Face au rejet en bloc des plus virulent-e-s ou devant l’enthousiasme débridé d’autres qui ont découvert, avec le numérique, des possibilités infinies, nous vous invitons à prendre un peu de recul pour interroger de manière dépassionnée un outil singulier qui développe ses propres logiques, ses propres usages et ses propres limites.
Choisir ses outils
Le choix d’un outil n’est jamais neutre. Il s’agit qu’il soit relativement bien adapté à la tâche à accomplir, que l’on sache le manier, qu’il soit efficace au regard de nos ambitions… Ainsi choisira-t-on plutôt un marteau pour enfoncer un clou afin de suspendre un cadre dans son salon… À défaut de marteau sous la main, une bonne grosse clé anglaise fera l’affaire mais probablement avec moins de précision. Encore faut-il taper sur le clou et pas à côté, ce qui relève d’une certaine habileté, souvent le fruit d’une expérience répétée mainte fois pour que le geste soit assuré. La taille et le poids du marteau comptent, tout comme l’épaisseur, la longueur et la dureté du clou. La largeur de la tête du clou aura également son importance en fonction des attaches dédiées à la suspension du cadre… Rien que pour notre exemple, nous nous situons déjà dans une opération complexe qui suppose de nombreux choix.
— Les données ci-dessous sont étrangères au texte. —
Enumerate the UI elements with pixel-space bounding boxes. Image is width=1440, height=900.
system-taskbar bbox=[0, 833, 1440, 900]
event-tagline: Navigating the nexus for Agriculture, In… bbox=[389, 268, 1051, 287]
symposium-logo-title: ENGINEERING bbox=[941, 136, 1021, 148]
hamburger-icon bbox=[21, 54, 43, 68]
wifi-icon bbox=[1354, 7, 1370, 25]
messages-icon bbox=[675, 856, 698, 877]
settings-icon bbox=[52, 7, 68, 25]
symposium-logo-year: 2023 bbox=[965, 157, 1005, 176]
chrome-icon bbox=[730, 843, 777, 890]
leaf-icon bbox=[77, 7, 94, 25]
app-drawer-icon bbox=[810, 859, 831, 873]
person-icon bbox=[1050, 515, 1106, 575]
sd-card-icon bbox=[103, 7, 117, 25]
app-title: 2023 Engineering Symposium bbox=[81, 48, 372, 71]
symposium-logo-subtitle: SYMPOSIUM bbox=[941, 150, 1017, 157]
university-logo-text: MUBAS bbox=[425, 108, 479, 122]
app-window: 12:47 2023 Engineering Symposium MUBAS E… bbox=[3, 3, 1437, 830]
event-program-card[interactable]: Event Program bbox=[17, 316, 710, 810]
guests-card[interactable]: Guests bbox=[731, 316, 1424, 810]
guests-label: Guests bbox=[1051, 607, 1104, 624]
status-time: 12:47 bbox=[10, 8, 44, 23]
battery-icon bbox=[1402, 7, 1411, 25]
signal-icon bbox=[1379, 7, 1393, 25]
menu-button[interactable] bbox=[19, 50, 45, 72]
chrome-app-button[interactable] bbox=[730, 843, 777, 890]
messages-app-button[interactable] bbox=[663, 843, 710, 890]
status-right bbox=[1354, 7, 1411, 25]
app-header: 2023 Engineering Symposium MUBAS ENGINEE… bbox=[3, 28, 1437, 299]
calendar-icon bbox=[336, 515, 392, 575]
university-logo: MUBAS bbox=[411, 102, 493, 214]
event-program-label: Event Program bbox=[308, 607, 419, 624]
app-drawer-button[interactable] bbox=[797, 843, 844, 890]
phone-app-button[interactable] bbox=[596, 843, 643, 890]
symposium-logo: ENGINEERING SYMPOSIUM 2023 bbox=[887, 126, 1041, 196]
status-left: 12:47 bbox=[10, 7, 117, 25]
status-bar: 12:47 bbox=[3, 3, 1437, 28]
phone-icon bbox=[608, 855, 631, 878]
Si nous basculons dans le champ pédagogique, traitant de surcroît les facteurs humains au-delà des objectifs formels d’apprentissage, d’autres dimensions doivent nécessairement être prises en compte : dans quelles relations souhaitons-nous mettre les personnes, quelle place à leur expression (et sous quelles formes), quelle relation aux savoirs, quelles dynamiques individuelles et collectives, quels cheminements didactiques standardisés ou singuliers, quelle place au tâtonnement, à l’expérience, à l’erreur… ? Bref, de nombreuses questions complémentaires à traiter qui confèrent à la pédagogie la qualité d’art sophistiqué.
S’agissant des outils numériques, il peut être judicieux de se poser ces questions pour éviter de prendre pour acquis les évidences qui sont présentées sur l’emballage des produits. C’est que la pub – Attention : révélation ! - ne dit pas toute la vérité… Et que les usages obligés auxquels nous nous sommes habitué-e-s en temps de pandémie gagneraient à être évalués.
Lorsque l’application Teams (Microsoft) qui permet des réunions virtuelles annonce « À la maison, au travail ou à l’école, vos plus belles réalisations s’appuient sur le collectif1 », nous sommes en droit de nous demander de quel « collectif » le géant Microsoft se targue. En effet, même si l’application permet de réunir nos visages dans une seule et même pièce virtuelle, les prises de parole restent contraintes par l’application, les regards demeurent filtrés par l’écran de chaque participant-e, le « faire ensemble » sera affecté par les limites techniques de l’application, notamment la capacité à parler à plusieurs et à se répondre par micros interposés. C’est un collectif bien démuni sur le plan des relations, des regards, de la connivence, des conflits... qui se limite la plupart du temps à une succession de prises de parole...
Dans un autre registre, le logiciel Wooclap permet tant en présentiel qu’à distance de procéder à des votes interactifs, de créer des nuages de mots dynamiques ou des sondages en ligne. Sur leur site, le témoignage d’une ingénieure pédagogique en École polytechnique précise : « On est passé du silence en amphi à de la participation active. Je ne vois pas comment on pourrait revenir en arrière.2 ». Sauf que la participation active ne se résume pas au vote et à l’identification de la majorité… La question se pose du traitement de l’expression de chacun-e pour passer du cumul des expressions individuelles à une élaboration collective. Et c’est exactement la même interrogation quant au traitement des idées émises à l’occasion d’un brainstorming en présentiel. L’enjeu, ici, n’est donc pas l’outil, mais ce qu’il prétend rencontrer par son usage dans son contexte. Et pour Wooclap, il s’agit essentiellement de recueillir et de sommer des points de vue individuels rapidement. Un gain de temps qui fait l’impasse sur la précision des concepts, le regroupement des idées, le débat, la nuance...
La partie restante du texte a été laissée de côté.